Nous publions ici pour l'information de tous une réponse envoyée par Panagiotis Grigoriou, ethnologue et historien engagé en faveur de l'indépendance de la Grèce. Celui-ci a évidement été scandalisé par les capitulations du gouvernement Tsipras face à ce que l'on nomme en Grèce la Troïka, la Commission Européenne, la Banque centrale européenne et le Fonds monétaire international.

Ces trois institutions, au prétexte d'aider la Grèce à rembourser des dettes dont seules les « élites » grecques étaient responsables, ont pris totalement en main les institutions démocratiques dans ce pays. Panagiotis Grigoriou publie un blog, en grec et français, www.greekcrisis.fr où il analyse cette situation, que l'on pourrait de plus en plus qualifier de désastreuse pour la Grèce et même pour les autres Etats européens.

Dans ce blog, il vient d'écrire un article dont nous conseillons à tous la lecture intitulé Mémoires du large. Voir http://www.greekcrisis.fr/2017/06/Fr0621.html

Nous avions réagi à cet article par ce petit message: Votre article confirme ce que nous pensons ici sur ce qu'il faut bien nommer le « désastre grec ». Nous pensons pour ce qui nous concerne que la même calamité s'attache à la France, à une autre échelle. Tout montre qu'elle n'échappera jamais à l'emprise de Wall Street, de Washington et du Pentagone. Ceux-ci ont trop de relais en France pour que l'on puisse l'espérer. La preuve notre nouveau président, pur produit quoiqu'il en dise de l'américanisme relayé par l'UE. Ajoutons que tous ceux qui le peuvent sont incités ici à vous soutenir, vous et votre blog. Votre survie est difficile.

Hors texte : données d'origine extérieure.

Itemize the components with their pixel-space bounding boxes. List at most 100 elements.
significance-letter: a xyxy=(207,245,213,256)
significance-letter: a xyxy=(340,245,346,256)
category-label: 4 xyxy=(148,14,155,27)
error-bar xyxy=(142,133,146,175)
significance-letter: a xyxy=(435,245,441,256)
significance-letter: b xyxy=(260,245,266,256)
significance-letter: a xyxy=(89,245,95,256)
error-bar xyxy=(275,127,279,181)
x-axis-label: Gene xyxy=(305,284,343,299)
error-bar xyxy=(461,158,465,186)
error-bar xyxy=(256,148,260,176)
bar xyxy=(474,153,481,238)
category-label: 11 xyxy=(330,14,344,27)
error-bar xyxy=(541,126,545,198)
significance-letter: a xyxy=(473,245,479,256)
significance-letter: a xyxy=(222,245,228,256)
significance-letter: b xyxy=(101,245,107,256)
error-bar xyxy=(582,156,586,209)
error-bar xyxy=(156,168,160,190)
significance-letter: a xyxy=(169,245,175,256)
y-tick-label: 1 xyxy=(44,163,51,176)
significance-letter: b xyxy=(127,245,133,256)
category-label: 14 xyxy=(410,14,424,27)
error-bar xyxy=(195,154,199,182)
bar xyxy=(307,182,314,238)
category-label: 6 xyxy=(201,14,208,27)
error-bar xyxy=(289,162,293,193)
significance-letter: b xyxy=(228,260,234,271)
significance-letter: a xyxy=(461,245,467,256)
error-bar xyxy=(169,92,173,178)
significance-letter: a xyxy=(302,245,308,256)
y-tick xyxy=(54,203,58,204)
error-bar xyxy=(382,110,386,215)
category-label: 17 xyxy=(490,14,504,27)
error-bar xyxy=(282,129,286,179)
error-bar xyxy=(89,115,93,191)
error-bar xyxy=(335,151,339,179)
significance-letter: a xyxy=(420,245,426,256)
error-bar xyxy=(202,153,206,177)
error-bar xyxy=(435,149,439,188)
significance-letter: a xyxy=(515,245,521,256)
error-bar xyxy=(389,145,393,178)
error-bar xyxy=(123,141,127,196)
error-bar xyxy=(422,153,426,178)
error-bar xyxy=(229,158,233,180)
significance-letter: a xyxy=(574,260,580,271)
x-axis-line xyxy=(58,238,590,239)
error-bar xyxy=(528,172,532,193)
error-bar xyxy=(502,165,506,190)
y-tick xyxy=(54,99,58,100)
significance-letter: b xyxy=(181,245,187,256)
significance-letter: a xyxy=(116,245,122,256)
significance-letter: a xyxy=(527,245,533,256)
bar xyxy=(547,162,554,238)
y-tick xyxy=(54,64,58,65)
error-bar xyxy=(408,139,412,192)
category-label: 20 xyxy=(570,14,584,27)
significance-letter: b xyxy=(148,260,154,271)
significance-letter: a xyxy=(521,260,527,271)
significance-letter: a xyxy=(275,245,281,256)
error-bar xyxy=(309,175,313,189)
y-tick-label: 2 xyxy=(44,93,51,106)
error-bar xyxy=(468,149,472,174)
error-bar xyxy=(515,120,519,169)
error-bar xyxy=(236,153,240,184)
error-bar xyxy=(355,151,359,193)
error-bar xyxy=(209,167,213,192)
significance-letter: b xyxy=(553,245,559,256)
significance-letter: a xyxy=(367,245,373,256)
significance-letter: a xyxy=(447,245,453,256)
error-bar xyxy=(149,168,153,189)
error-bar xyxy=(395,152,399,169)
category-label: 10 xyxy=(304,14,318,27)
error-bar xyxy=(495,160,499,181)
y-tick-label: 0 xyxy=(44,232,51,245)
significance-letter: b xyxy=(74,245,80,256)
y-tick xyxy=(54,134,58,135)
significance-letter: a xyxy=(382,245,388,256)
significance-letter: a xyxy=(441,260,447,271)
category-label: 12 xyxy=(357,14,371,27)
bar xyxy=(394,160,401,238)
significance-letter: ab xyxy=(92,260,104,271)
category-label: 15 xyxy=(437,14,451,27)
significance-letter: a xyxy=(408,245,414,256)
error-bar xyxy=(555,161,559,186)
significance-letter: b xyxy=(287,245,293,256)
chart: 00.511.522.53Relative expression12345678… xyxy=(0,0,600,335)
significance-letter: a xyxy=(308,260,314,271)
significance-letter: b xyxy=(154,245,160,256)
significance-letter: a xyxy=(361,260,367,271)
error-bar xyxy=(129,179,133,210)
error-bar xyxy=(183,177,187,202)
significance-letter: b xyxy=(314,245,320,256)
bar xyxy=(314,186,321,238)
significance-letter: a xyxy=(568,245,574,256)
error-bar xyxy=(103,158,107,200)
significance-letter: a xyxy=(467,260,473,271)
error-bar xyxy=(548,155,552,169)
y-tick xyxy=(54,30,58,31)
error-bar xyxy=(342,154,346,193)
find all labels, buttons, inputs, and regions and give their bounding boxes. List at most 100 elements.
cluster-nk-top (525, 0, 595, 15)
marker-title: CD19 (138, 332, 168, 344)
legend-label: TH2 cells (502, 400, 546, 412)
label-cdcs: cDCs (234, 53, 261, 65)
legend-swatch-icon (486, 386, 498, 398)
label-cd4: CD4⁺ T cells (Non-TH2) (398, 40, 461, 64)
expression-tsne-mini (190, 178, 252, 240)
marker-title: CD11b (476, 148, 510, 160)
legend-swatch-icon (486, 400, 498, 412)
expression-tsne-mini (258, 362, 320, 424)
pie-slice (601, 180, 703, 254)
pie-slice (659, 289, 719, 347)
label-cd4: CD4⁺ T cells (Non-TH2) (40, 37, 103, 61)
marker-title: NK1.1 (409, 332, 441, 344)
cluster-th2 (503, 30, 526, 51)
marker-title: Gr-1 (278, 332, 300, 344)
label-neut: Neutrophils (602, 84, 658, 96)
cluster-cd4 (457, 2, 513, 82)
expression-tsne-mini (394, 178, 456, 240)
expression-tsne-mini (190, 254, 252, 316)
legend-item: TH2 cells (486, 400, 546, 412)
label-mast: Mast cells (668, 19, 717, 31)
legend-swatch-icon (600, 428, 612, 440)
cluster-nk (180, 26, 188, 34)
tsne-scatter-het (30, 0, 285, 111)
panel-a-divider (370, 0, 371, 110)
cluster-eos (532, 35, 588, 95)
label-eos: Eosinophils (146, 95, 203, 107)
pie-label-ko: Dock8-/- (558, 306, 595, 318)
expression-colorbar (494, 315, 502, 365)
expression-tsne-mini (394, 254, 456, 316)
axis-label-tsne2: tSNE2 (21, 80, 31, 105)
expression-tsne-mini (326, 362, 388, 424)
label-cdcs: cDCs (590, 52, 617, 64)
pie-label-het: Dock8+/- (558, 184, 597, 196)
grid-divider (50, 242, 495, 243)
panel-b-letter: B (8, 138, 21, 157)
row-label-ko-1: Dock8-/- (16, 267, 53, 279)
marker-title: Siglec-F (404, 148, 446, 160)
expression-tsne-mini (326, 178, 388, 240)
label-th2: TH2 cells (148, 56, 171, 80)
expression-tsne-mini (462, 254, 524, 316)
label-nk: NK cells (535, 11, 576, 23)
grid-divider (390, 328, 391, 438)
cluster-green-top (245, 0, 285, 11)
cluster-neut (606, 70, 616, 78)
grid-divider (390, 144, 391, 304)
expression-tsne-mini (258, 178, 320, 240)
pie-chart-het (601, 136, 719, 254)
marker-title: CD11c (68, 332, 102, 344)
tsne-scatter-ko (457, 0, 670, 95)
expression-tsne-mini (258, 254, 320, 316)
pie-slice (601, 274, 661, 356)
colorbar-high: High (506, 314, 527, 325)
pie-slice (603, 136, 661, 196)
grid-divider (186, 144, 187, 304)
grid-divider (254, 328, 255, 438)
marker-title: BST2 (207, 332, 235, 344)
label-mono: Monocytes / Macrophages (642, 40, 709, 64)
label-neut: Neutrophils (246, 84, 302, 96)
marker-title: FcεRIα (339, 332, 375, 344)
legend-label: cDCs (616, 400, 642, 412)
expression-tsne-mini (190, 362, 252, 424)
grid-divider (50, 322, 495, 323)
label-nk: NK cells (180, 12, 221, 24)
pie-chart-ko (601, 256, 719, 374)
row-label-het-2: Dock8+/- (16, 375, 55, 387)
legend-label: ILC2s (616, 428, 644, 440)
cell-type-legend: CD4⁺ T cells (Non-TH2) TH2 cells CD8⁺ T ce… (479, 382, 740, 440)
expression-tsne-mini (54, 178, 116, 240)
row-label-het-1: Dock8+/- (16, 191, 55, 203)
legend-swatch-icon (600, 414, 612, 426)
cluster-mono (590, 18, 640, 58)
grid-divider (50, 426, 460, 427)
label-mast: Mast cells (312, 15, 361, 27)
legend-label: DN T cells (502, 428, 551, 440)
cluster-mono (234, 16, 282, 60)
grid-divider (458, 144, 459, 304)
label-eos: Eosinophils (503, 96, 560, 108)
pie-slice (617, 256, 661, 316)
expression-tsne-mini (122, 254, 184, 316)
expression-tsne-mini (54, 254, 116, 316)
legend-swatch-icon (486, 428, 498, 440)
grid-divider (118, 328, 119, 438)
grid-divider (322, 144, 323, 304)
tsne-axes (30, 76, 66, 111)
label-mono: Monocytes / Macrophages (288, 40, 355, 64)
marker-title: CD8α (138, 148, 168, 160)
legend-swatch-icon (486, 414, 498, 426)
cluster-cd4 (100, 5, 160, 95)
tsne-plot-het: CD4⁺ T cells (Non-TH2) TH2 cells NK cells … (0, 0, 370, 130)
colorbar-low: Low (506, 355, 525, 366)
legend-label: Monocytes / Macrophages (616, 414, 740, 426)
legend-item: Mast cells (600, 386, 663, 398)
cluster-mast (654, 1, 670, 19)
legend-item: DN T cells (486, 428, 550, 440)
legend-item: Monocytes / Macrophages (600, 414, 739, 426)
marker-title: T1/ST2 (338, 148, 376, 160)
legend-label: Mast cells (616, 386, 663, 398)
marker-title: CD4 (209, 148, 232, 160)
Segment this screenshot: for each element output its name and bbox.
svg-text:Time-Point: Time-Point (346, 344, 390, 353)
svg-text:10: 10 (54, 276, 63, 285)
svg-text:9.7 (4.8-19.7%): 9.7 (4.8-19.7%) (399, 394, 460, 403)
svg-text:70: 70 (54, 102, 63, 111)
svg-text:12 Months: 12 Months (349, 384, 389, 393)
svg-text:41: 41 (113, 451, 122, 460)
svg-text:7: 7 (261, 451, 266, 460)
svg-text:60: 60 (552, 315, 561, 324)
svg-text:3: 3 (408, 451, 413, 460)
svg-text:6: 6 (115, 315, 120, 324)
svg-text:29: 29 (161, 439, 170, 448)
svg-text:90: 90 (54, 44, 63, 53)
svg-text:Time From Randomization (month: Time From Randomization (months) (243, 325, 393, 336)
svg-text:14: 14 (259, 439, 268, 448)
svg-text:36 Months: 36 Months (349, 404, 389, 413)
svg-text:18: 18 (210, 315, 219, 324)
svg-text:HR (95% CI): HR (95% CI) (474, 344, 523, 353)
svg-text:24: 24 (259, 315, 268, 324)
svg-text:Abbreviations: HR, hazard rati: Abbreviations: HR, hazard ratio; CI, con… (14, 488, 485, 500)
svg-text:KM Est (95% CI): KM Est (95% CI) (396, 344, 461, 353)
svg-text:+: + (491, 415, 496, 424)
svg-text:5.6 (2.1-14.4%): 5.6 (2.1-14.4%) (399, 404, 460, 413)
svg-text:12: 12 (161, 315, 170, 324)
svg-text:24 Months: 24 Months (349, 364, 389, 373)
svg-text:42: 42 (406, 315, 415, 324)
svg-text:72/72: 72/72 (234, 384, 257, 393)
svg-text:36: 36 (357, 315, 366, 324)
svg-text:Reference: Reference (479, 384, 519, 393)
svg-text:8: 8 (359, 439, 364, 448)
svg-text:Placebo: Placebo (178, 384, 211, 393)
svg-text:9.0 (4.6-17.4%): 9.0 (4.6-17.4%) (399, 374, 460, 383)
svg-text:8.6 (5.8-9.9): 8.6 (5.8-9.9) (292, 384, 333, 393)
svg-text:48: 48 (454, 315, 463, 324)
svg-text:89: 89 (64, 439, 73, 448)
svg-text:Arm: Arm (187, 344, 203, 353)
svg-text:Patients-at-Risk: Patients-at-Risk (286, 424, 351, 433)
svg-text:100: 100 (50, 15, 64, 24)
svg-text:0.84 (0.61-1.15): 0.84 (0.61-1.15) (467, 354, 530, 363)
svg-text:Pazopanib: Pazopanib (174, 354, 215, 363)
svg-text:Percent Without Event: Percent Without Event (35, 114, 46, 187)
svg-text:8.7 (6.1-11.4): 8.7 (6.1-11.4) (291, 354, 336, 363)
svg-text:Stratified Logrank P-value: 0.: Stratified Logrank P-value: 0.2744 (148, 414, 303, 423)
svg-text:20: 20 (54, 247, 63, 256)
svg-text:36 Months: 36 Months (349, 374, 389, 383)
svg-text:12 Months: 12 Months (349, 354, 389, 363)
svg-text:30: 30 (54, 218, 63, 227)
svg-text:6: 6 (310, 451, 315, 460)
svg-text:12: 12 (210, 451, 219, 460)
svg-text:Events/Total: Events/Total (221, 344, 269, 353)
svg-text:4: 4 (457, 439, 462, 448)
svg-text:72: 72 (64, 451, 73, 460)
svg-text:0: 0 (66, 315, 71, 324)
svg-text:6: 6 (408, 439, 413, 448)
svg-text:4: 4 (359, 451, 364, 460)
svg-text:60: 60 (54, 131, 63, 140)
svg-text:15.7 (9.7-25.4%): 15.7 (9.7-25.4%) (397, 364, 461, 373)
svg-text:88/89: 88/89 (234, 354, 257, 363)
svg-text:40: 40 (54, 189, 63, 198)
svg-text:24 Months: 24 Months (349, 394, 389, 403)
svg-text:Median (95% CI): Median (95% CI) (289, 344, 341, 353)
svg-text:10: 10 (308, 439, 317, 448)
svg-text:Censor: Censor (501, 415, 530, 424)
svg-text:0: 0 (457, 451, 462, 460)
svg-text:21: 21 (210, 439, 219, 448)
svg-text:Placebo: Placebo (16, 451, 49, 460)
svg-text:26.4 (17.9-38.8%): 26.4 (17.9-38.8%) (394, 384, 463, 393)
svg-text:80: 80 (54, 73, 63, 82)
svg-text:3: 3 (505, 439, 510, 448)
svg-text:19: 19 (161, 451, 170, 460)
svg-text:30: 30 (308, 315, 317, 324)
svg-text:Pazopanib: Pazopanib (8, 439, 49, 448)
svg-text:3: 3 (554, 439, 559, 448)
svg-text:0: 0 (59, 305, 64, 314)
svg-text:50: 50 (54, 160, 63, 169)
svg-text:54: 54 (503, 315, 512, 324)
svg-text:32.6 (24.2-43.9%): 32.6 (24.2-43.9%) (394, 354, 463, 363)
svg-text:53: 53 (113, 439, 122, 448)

Voici la réponse de Panagiotis Grigoriou, en date du 11/06/2017

Je confirme vos craintes. D'abord, la dislocation du corps social me semble évidente, puis, près de 500.000 Grecs (jeunes, formés et dynamiques) ont quitté le pays depuis 2010 (mémorandum Papandréou). Ensuite, comme vous le signalez, trop de gens en Grèce (et pas seulement en Grèce j'ajouterais) profitent (encore pour l'instant) de cette situation. J'estime que cette partie de la population atteint environ le 30%.La société grecque aurait pu réagir, et elle l'a fait dans une certaine mesure entre 2010 et 2012, j'y étais d’ailleurs.

Nous nous disions à l'époque que les mouvements politiques et syndicaux se sont montrés incapables devant toute action réellement concertée, efficace et surtout porteuse d'un vrai programme alternatif.

Mais à présent, et avec l’expérience (dont celle du terrible "Montoire" de Tsipras et la "transformation" du "NON" à 62% du referendum de 2015 en "OUI"), nous avons l'impression que cette "impréparation" n'a pas été tout à fait fortuite.Et (également) pour cette raison, la probabilité d'un gouvernement de type Orban en Grèce tiendrait effectivement du rêve. Les causes sont ainsi historiques et hystériques (au sens premier et ancien du terme "hystérisis" - "qualités et caractéristiques manquantes"), personnel politique inféodé aux "créanciers historiques" du pays, clientélismes, épuisement psychologique, économique, symbolique et d'abord culturel.

Le "gouvernement" Tsipras est ainsi vraiment haï du plus grand nombre, cependant, les Grecs réalisent désormais (lorsqu’ils le réalisent) que le changement à introduire ne tient plus de la supposée alternance politique entre les partis (devenus inutiles, tout comme le "Parlement" puisque toutes les décisions en matière politique économique et pas seulement sont dictées par la Troïka élargie), mais plutôt d'un improbable changement de régime. Donc impasse... et pronostic difficile.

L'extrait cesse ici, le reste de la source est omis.